Doğu Ukrayna’da bağımsızlığını ilan etmiş olan Donetsk Halk Cumhuriyeti’nin (DNR) başkanı Aleksandr Zaharçenko’nun geçtiğimiz Cuma günü suikasta uğraması, Rusya ile Batılı emperyalist devletler arasında zaten artmış durumda olan gerilimleri şiddetlendiriyor. Rusya destekli asi devletin 42 yaşındaki önderi, 31 Ağustos akşamı Donetsk’te bir kafede meydana gelen patlamada ölmüştü.

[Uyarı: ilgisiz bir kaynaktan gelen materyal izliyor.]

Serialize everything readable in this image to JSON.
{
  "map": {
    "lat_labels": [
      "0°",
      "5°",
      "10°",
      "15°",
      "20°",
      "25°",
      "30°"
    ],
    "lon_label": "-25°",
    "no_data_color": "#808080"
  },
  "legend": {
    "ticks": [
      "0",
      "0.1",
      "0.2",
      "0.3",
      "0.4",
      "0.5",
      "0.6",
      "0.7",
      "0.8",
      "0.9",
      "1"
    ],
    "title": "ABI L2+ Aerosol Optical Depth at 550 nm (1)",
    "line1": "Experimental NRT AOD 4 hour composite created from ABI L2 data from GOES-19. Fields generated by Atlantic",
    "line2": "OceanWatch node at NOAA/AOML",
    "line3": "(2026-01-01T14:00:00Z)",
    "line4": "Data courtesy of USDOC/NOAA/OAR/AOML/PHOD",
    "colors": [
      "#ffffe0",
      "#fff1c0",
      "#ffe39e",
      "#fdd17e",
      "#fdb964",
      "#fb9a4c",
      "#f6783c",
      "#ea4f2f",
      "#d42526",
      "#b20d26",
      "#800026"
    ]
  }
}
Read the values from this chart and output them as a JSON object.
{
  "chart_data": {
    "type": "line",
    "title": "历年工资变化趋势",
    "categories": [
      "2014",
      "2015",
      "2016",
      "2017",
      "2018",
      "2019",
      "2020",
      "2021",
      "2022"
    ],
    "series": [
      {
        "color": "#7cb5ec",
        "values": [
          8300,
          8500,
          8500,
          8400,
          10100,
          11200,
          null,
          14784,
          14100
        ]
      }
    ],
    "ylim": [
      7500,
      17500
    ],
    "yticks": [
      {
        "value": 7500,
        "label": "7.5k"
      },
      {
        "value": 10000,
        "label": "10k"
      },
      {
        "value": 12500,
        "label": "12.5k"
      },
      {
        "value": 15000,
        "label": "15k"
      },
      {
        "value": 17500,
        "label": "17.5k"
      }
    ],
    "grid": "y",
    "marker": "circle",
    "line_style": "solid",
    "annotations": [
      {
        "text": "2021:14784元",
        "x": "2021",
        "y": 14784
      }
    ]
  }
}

Resmi kaynaklara göre, el yapımı bir bomba, devlet başkanı akşam yemeği için gelmeden önce restorana yerleştirilmişti. Saldırıda, Zaharçenko’nun koruması da öldü ve maliye bakanı dahil 12 kişi yaralandı. Zaharçenko’nun yardımcısı Dmitri Trapeznikov, geçici hükümet başkanı olarak atandı ve cumhuriyet parlamentosu, bu Cuma günü, yeni seçimler düzenlenmesini oylayacak. Katledilen politikacının Pazar günü düzenlenen cenazesine 100.000’den fazla insan katıldı.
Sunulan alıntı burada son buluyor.